Something quite extraordinary was happening in Kilmarnock in the early years of the 19th Century. It was an engineering project on, for the time, a massive scale. Between 1808 and 1812 a railway was constructed to take coal and minerals from Kilmarnock to the harbour at Troon. It was also used to carry passengers, from June 27, 1812. There had been short pit railways before and a few wagon ways, but nothing as ambitious as the Kilmarnock and Troon Railway. It was a bold and imaginative step.

It was the first railway in Scotland for which an Act of Parliament was required. This was because the line crossed lands that were owned by various people. The railway came about because when William Henry Cavendish Bentinck, Marquis of Titchfield, the son and heir of the third Duke of Portland, married Henrietta, the daughter of Major General John Scott of Fife, he acquired, through her, lands around Kilmarnock which were rich in coal. Although he did what he could to develop his estates, the transport of coal to the coast was a major problem. The roads were either dusty tracks or muddy pathways, depending on the weather. At the time, the logical alternative to using the bad roads was to build a canal. A two mile canal had been built at Saltcoats and the idea for a Kilmarnock Canal gained ground. The plan was to build it from the River Irvine near Glencairn Square to the new harbour then being built at Troon for the  Duke of Portland, before it was abandoned in favour of the more ambitious idea of a railway. 

The required act of Parliament was passed in May 1808, and work started soon after. The cost was estimated at £38,000. The horse drawn railway (or plateway which would be more technically correct), was built to standards quite different from those today. The gauge was four feet while today it is four feet eight and a half inches. Two tracks were laid and there were frequent places where one vehicle could pull across to the other track to allow a faster horse to pass. The metal rails, most of which were made either at Glenbuck or at the Kilmarnock Foundry, were three feet long weighed 40 pounds each. They were not laid on wooden sleepers, instead they were placed on stone blocks, 9-12 inches thick. The ground on which the stone blocks were laid was beaten solid. The railway was not easy to build, it crossed soft ground at Shewalton and a bridge had to be built over the River Irvine not far from Gatehead. This four arched stone bridge (the Laigh Milton Viaduct), although no longer used, is now thought to be the world's oldest railway viaduct. In 1812 the railway was open for business and although it was intended to be used only for coal and minerals, a passenger service was started on June 27, 1812, just before the line was completed. It was one of the first regular railway passenger services in the world. 

A few years after the line was opened it was the scene of the first test in Scotland of a steam locomotive which put the Kilmarnock and Troon railway at the very forefront of the railway revolution. Very little is known about the engine itself.
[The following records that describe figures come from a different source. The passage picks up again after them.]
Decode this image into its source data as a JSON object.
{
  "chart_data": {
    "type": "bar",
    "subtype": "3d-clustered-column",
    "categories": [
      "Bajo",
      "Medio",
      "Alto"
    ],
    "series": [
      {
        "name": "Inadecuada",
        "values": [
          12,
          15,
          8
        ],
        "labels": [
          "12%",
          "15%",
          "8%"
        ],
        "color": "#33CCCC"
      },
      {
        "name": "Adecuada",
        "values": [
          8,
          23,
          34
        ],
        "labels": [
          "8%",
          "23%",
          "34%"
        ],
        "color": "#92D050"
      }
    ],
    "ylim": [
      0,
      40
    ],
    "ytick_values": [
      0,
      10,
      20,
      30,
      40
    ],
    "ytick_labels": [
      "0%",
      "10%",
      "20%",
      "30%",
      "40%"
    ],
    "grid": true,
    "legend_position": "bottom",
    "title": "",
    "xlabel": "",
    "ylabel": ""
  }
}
It was bought by the Duke of Portland for £750 and he named it 'The Duke', after himself and it arrived in  Kilmarnock  sometime between 1816 and 1818. A letter dated March 25, 1813, to the Duke of Portland from William Jessop, the engineer who did much of the work on the railway, relates to the specifications of a steam locomotive which would be needed for use on the line. It is also almost certain that 'The Duke' was built by George Stevenson in 1816. It used patents, just registered by Stephenson and William Losh. It was the first 0-6-0 locomotive to be built anywhere and it was also the first that Stephenson ever built for a customer, all his previous ones being built for the Killingworth Colliery. The engine was said to have been too advanced for the primitive track, thumping on the cast iron plates causing considerable damage and forcing the need for frequent repairs. In 1821, the company considered a complaint from a local farmer whose land bordered the railway. He complained that cinders from the locomotive had caused a fire in his field. It was the first complaint of its kind in Scotland. Eventually the Duke was retired, and around 1838, Scotland's first locomotive was sold for scrap metal.